GCSE Geography A Edexcel 2026
Preparing for Pearson Edexcel GCSE Geography A 2026? This course is brilliant for students who like clear topic blocks and exam questions that build step by step from skills to extended writing. If you can describe processes accurately, apply them to real places, and use data and maps confidently, you can score strongly across all three papers. On this page you’ll find a clear overview of what Edexcel A covers and how to prepare for top grades.

Exam content
The GCSE Geography A exam for 2026 is made up of a few components, namely:
This paper covers physical geography and people-environment interactions. You study the changing landscapes of the UK, weather hazards and climate change, and ecosystems, biodiversity and management. For UK landscapes, Edexcel A includes optionality, students choose two landscapes from coastal, river, and glaciated upland topics.
A key to high marks is writing with process precision. When you describe coastal or river processes, make it a chain, not a list. Then link the process to landforms, then link landforms to impacts or management. That “process to place to people” structure matches the way many questions are set.
Important for 2026: Edexcel has increased the exam time for Paper 1 to 1 hour 45 minutes, so time management should be practised to that timing.
This paper covers changing cities, global development, and resource management. Resource management includes a choice between energy resource management and water resource management, so you should be clear which option your school follows and revise it deeply.
Edexcel A human geography rewards clear, applied explanations. When you write about cities or development, focus on how and why change happens, then support it with one relevant example. If you try to cover everything, answers become vague. If you choose one clear pathway and support it well, your marks climb.
This paper also includes calculations and extended writing, so practise interpreting data and using figures in your arguments, not just quoting them.
Paper 3 tests fieldwork and UK challenges and is designed to reward students who understand the enquiry process. You need to know how fieldwork questions are formed, how data is collected, how it is presented, and how conclusions are justified.
For the UK challenges part, revise by learning a few strong examples and being ready to apply them. Examiners reward students who use evidence, explain trade-offs, and make decisions that match the scenario.
A very effective revision method is to practise writing evaluation points with improvements, such as “a limitation was X, this affects results because Y, an improvement would be Z”, that structure earns marks consistently.
What to expect in the GCSE Geography A exam 1GA0
Pearson Edexcel A GCSE Geography has three externally examined papers.
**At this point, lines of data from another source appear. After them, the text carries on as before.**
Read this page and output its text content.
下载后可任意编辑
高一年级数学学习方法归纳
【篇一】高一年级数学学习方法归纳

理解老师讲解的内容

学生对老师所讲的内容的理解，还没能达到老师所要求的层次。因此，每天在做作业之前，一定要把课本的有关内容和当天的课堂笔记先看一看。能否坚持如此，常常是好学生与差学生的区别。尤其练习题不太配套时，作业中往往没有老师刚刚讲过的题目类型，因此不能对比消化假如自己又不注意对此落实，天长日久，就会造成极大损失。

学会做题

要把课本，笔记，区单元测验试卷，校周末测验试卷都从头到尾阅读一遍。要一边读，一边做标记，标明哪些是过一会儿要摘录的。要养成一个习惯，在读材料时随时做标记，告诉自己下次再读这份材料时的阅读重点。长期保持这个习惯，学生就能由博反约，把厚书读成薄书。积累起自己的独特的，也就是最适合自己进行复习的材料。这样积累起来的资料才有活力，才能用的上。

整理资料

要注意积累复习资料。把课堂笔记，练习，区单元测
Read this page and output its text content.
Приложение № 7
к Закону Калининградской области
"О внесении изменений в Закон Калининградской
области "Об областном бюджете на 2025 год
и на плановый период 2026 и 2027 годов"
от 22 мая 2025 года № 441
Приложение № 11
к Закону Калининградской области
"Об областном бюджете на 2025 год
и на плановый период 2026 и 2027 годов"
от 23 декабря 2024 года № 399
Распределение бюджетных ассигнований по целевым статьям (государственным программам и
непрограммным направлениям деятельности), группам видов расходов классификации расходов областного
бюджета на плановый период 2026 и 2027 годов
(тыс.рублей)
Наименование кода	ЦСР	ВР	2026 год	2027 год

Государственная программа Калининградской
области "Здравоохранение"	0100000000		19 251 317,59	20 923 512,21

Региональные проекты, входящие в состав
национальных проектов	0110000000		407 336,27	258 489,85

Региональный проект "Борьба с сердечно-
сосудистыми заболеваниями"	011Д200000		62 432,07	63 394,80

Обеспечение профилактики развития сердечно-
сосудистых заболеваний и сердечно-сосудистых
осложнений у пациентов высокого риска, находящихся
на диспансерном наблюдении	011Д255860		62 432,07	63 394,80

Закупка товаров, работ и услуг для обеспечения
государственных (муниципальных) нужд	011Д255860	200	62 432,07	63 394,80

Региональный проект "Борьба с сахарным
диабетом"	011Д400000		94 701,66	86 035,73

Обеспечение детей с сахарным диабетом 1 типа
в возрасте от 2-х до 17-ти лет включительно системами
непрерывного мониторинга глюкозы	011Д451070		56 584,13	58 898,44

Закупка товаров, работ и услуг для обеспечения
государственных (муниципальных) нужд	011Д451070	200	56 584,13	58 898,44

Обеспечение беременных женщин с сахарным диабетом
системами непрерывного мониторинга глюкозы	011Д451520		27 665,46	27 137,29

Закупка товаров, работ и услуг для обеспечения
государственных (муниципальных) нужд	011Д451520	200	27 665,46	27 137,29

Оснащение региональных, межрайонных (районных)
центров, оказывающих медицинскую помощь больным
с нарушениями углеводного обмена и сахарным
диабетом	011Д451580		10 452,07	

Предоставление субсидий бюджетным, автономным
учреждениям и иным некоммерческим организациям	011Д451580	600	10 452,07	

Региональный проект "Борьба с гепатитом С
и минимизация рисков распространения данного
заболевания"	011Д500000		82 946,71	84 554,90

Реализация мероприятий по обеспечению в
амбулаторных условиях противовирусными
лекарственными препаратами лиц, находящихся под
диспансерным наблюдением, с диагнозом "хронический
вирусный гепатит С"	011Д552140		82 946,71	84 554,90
For 2026, Paper 1 is 1 hour 45 minutes, 94 marks, worth 37.5%. Paper 2 is 1 hour 30 minutes, 94 marks, worth 37.5%. Paper 3 is 1 hour 30 minutes, 64 marks, worth 25%.
Edexcel A questions often build in stages. You might start with a short skills question, then move into explanation, then finish with an extended response. Treat each part as a separate task. Secure the early marks quickly, then slow down for the higher-mark answers and write in a clear chain of reasoning.
Because Paper 1 timing changes for 2026, practise full Paper 1 sections using the new time limit. Use the extra time intelligently, not by writing more, but by writing better. Add evidence, include place-specific detail, and make sure extended answers include a conclusion that is actually justified by what you have written.
For Paper 3, learn the fieldwork enquiry process like a story you can retell. Aim to confidently explain variables, sampling, data presentation choices, and reliability. In evaluation questions, be specific. Instead of “human error”, state what error could happen, how it changes results, and what you would do to reduce it. That specificity is what separates mid-level from top-level answers.
Finally, practise “evidence sentences”. When you include data, do not leave it hanging. Write the figure, interpret it, then link it to your argument. This is one of the fastest ways to lift both skills marks and extended writing marks across all three papers.